With five speakers, the event featured two fewer speakers than the 2013 event, but the event managed to attract a larger audience: Over eighty tickets were sold of the hundred available, while roughly sixty tickets were sold last year.

Jeehan Jawed, vice-president of Mt. A’s TEDx committee and speaker co-ordinator founded the group with Phil LeBeouf as a Leadership Mount Allison project. They developed a committee to work on getting a license with TED, organizing logistics and preparing speakers, and received close cooperation from the alumni office.

“It was a lot of trial and error,” said Jawed.

Jawed, a second-year Mt. A student, said she was interested in bringing a TED event to Sackville because “it is [a] completely different experience being able to watch these speakers and physically be there listening to their words.” All TEDx talks are made publicly available online. Jawed added that “getting to go up to [the speakers] afterwards to ask them questions” enhances the experience.

Justin Ryan of the Multicultural Association of Greater Moncton Area spoke on the importance of unconventional thinking, tying it into his experiences of helping immigrants settle in the area.

“Convention is how we operate and how we get through most of the time; it’s just not how we should get through all the time,” he said.

Kylie de Chastelain gave the first address, her second TED talk. This time, de Chastelain shared her experience from a recent summer course taken through Trent University that took her to the Northwest Territories.

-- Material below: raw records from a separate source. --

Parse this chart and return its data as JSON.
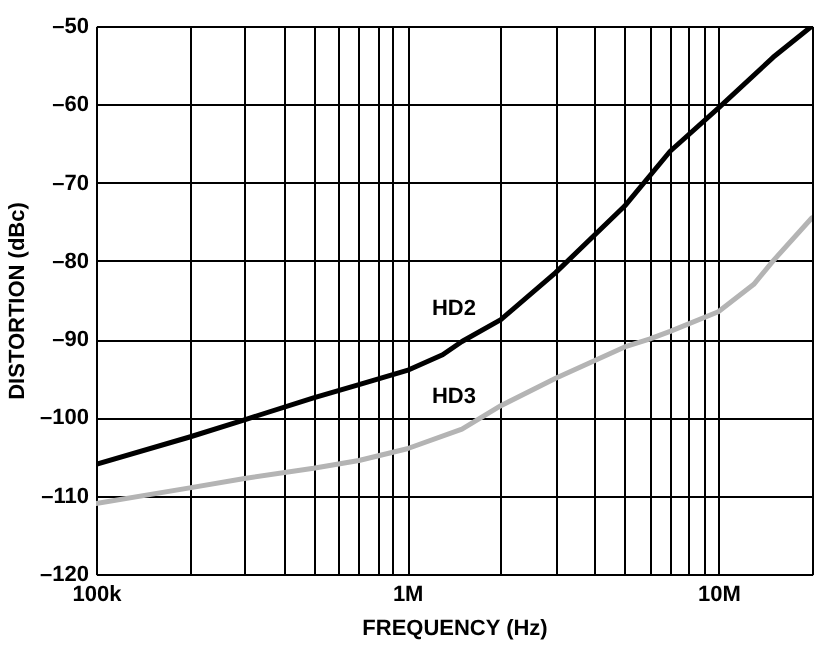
{
  "chart_data": {
    "type": "line",
    "xlabel": "FREQUENCY (Hz)",
    "ylabel": "DISTORTION  (dBc)",
    "log": "x",
    "grid": true,
    "marker": "none",
    "line_style": "solid",
    "xlim": [
      100000,
      20000000
    ],
    "xticks": [
      {
        "value": 100000,
        "label": "100k"
      },
      {
        "value": 200000,
        "label": null
      },
      {
        "value": 300000,
        "label": null
      },
      {
        "value": 400000,
        "label": null
      },
      {
        "value": 500000,
        "label": null
      },
      {
        "value": 600000,
        "label": null
      },
      {
        "value": 700000,
        "label": null
      },
      {
        "value": 800000,
        "label": null
      },
      {
        "value": 900000,
        "label": null
      },
      {
        "value": 1000000,
        "label": "1M"
      },
      {
        "value": 2000000,
        "label": null
      },
      {
        "value": 3000000,
        "label": null
      },
      {
        "value": 4000000,
        "label": null
      },
      {
        "value": 5000000,
        "label": null
      },
      {
        "value": 6000000,
        "label": null
      },
      {
        "value": 7000000,
        "label": null
      },
      {
        "value": 8000000,
        "label": null
      },
      {
        "value": 9000000,
        "label": null
      },
      {
        "value": 10000000,
        "label": "10M"
      },
      {
        "value": 20000000,
        "label": null
      }
    ],
    "ylim": [
      -120,
      -50
    ],
    "yticks": [
      {
        "value": -120,
        "label": "–120"
      },
      {
        "value": -110,
        "label": "–110"
      },
      {
        "value": -100,
        "label": "–100"
      },
      {
        "value": -90,
        "label": "–90"
      },
      {
        "value": -80,
        "label": "–80"
      },
      {
        "value": -70,
        "label": "–70"
      },
      {
        "value": -60,
        "label": "–60"
      },
      {
        "value": -50,
        "label": "–50"
      }
    ],
    "series": [
      {
        "name": "HD2",
        "color": "#000000",
        "x": [
          100000,
          200000,
          300000,
          500000,
          700000,
          1000000,
          1300000,
          1500000,
          2000000,
          3000000,
          5000000,
          7000000,
          10000000,
          15000000,
          20000000
        ],
        "values": [
          -106,
          -102.5,
          -100.3,
          -97.5,
          -95.8,
          -94,
          -92,
          -90.3,
          -87.5,
          -81.5,
          -73,
          -66,
          -60.5,
          -54,
          -50
        ]
      },
      {
        "name": "HD3",
        "color": "#b4b4b4",
        "x": [
          100000,
          200000,
          300000,
          500000,
          700000,
          1000000,
          1500000,
          2000000,
          3000000,
          5000000,
          6000000,
          7000000,
          10000000,
          13000000,
          15000000,
          20000000
        ],
        "values": [
          -111,
          -109,
          -107.8,
          -106.5,
          -105.5,
          -104,
          -101.5,
          -98.5,
          -95,
          -91,
          -90,
          -89,
          -86.5,
          -83,
          -80,
          -74.5
        ]
      }
    ]
  }
}
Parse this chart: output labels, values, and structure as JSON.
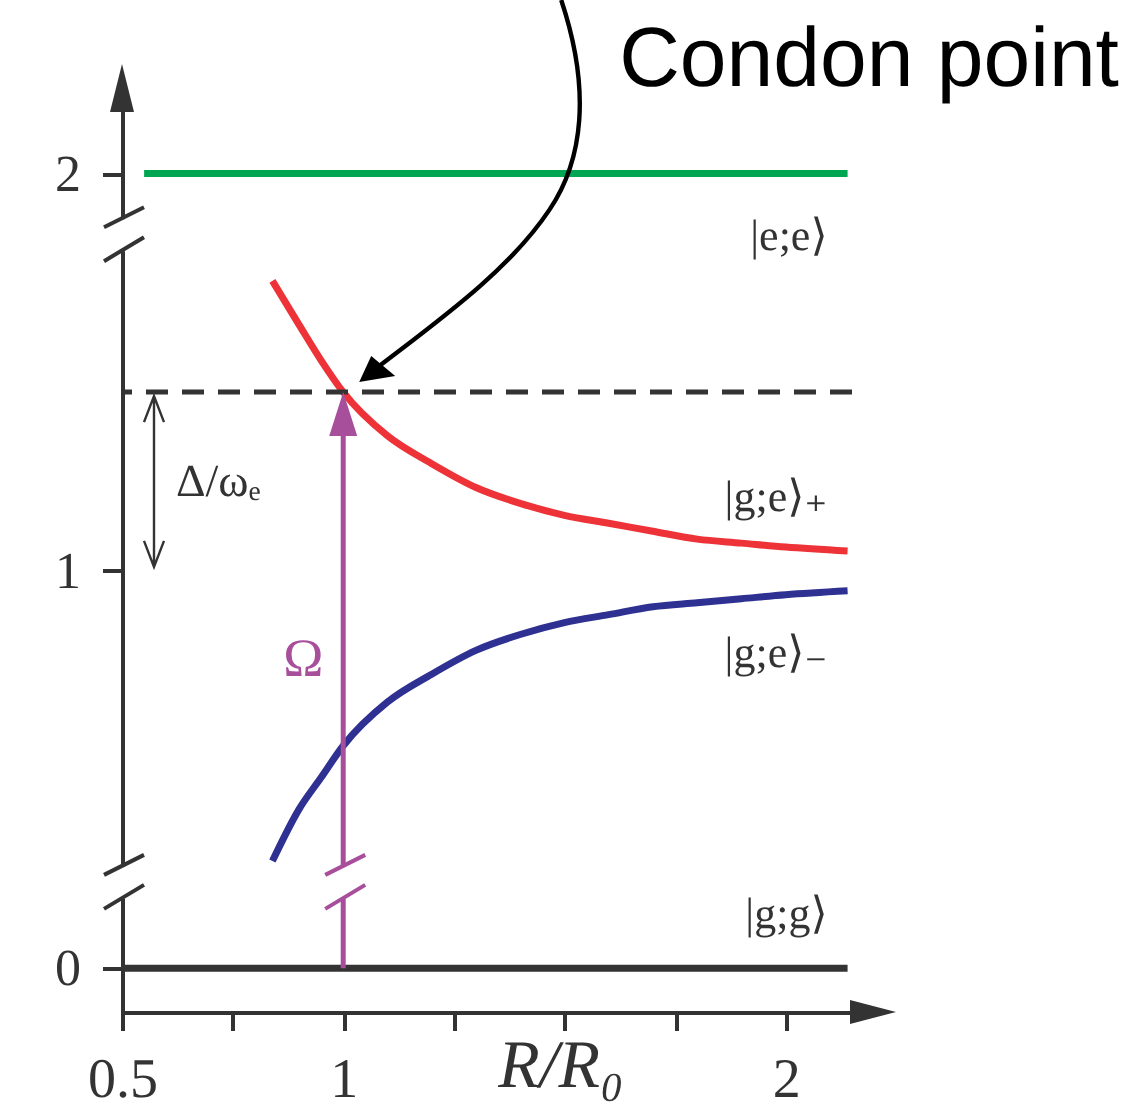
{
  "chart_data": {
    "type": "line",
    "xlabel": "R/R₀",
    "xlim": [
      0.5,
      2.15
    ],
    "xticks": [
      0.5,
      {
        "value": 0.75,
        "label": null
      },
      1,
      {
        "value": 1.25,
        "label": null
      },
      {
        "value": 1.5,
        "label": null
      },
      {
        "value": 1.75,
        "label": null
      },
      2
    ],
    "ylim": [
      -0.11,
      2.16
    ],
    "yticks": [
      0,
      1,
      2
    ],
    "grid": false,
    "series": [
      {
        "name": "|g;g⟩",
        "color": "#333333",
        "x": [
          0.5,
          2.14
        ],
        "values": [
          0,
          0
        ]
      },
      {
        "name": "|g;e⟩₋",
        "color": "#2e3192",
        "x": [
          0.84,
          0.9,
          0.95,
          1,
          1.1,
          1.2,
          1.3,
          1.4,
          1.5,
          1.6,
          1.7,
          1.8,
          1.9,
          2,
          2.14
        ],
        "values": [
          0.27,
          0.4,
          0.48,
          0.56,
          0.67,
          0.74,
          0.8,
          0.84,
          0.87,
          0.89,
          0.91,
          0.92,
          0.93,
          0.94,
          0.95
        ]
      },
      {
        "name": "|g;e⟩₊",
        "color": "#ee3338",
        "x": [
          0.84,
          0.9,
          0.95,
          1,
          1.1,
          1.2,
          1.3,
          1.4,
          1.5,
          1.6,
          1.7,
          1.8,
          1.9,
          2,
          2.14
        ],
        "values": [
          1.73,
          1.62,
          1.53,
          1.45,
          1.34,
          1.27,
          1.21,
          1.17,
          1.14,
          1.12,
          1.1,
          1.08,
          1.07,
          1.06,
          1.05
        ]
      },
      {
        "name": "|e;e⟩",
        "color": "#00a651",
        "x": [
          0.55,
          2.14
        ],
        "values": [
          2,
          2
        ]
      }
    ],
    "ref_lines": [
      {
        "axis": "y",
        "value": 1.45,
        "color": "#333333",
        "line_style": "dashed"
      }
    ],
    "annotations": [
      "Condon point",
      "Ω",
      "Δ/ωₑ"
    ]
  }
}
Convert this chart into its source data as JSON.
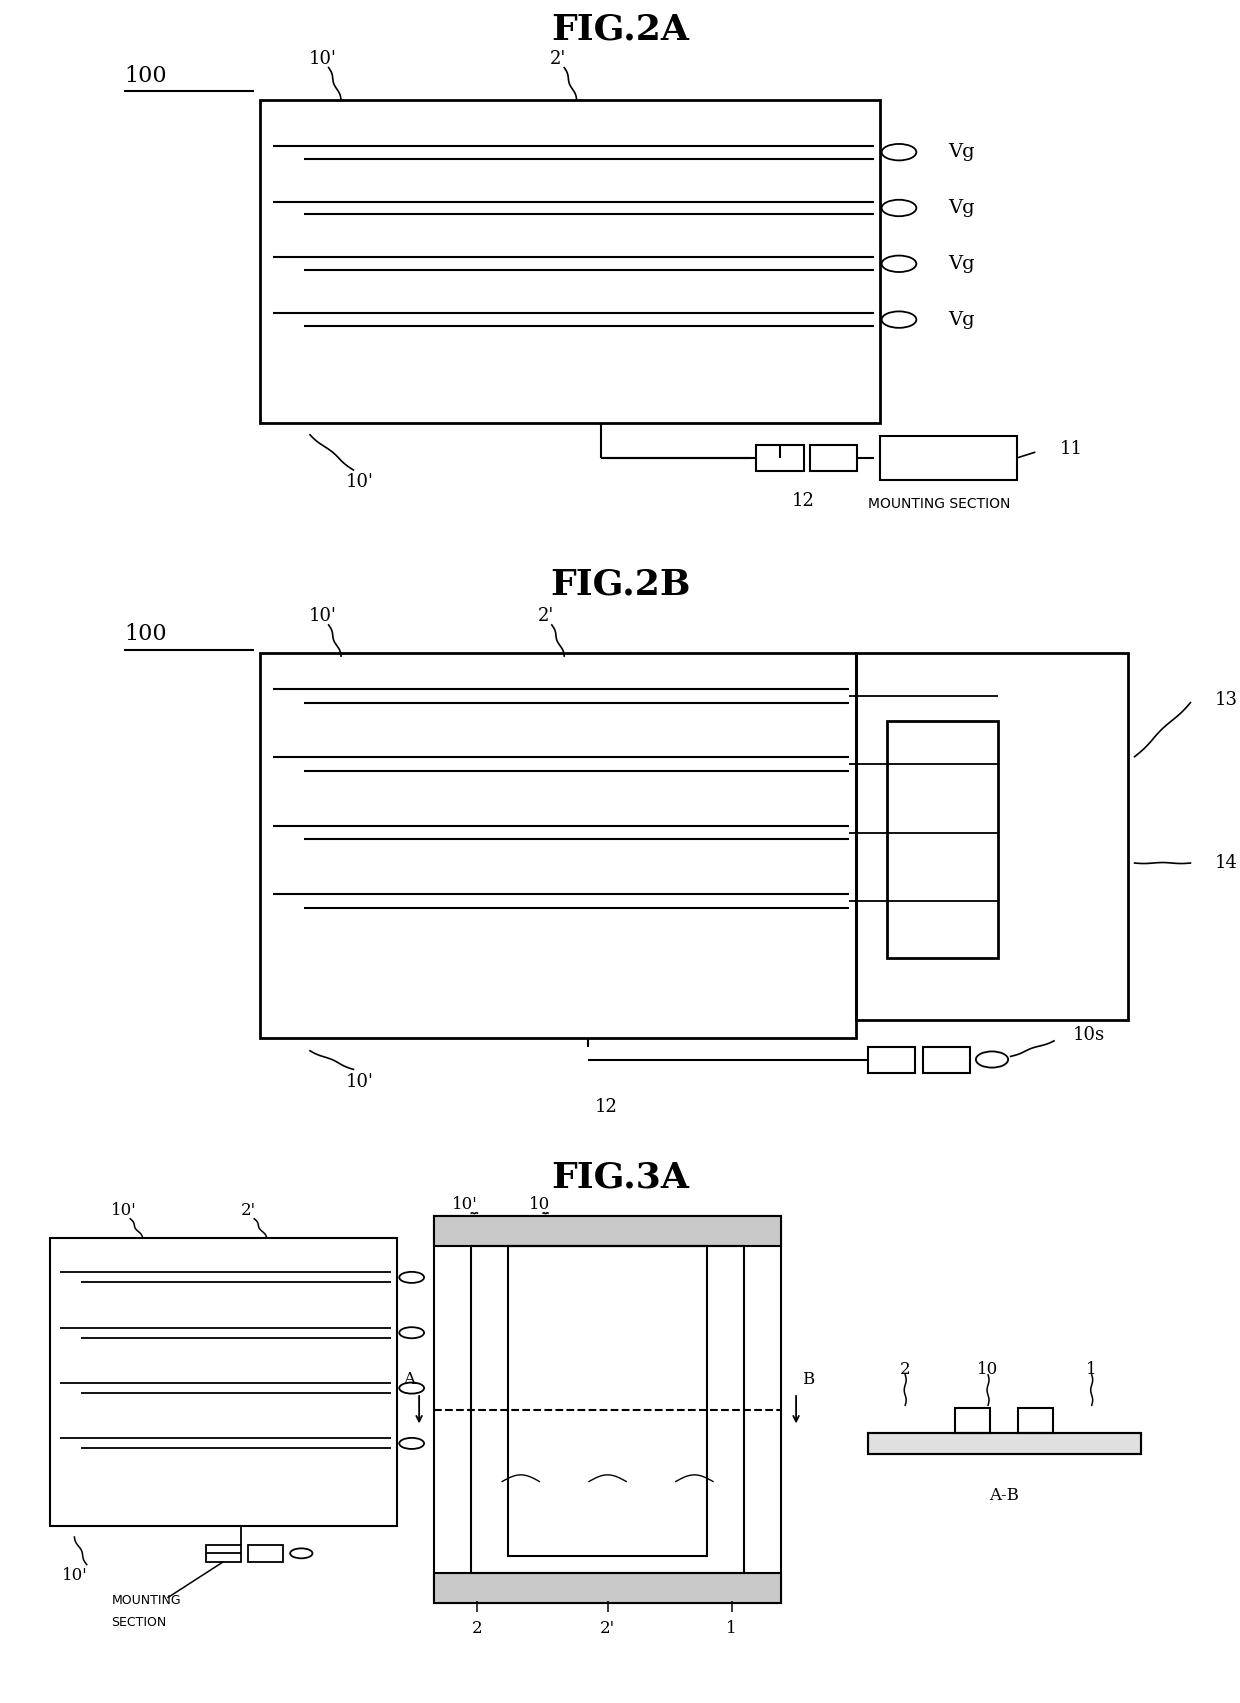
{
  "fig_title_2a": "FIG.2A",
  "fig_title_2b": "FIG.2B",
  "fig_title_3a": "FIG.3A",
  "bg_color": "#ffffff",
  "line_color": "#000000"
}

Like Ryan, de Chastelain used the theme of thinking outside the box to positively reflect on the cross-cultural experience of studying in Trent. “The cultures are just so different; it’s so important to have the chance to talk to people here about it.”

“We are just hoping to get bigger and better every year and have nationally recognized speakers come in,” Jawed told The Argosy. She said that attendance was up from the previous year, and that the group has been approached by students who would like to join the organizing committee. Though the speakers are not supposed to be paid under TED guidelines, Jawed noted besides hopes for expansion that the group is hoping for more funding in the future to pay technicians and other helpers who have been providing free services.

TED began as a conference nearly thirty years ago. TEDx events are independently organized by local committees but must adhere to some guidelines provided by TED.

Second-year student Franziska Glen attended Saturday’s event. “I had pretty high expectations this year, some of the speakers I think I could relate to their topics more than others.”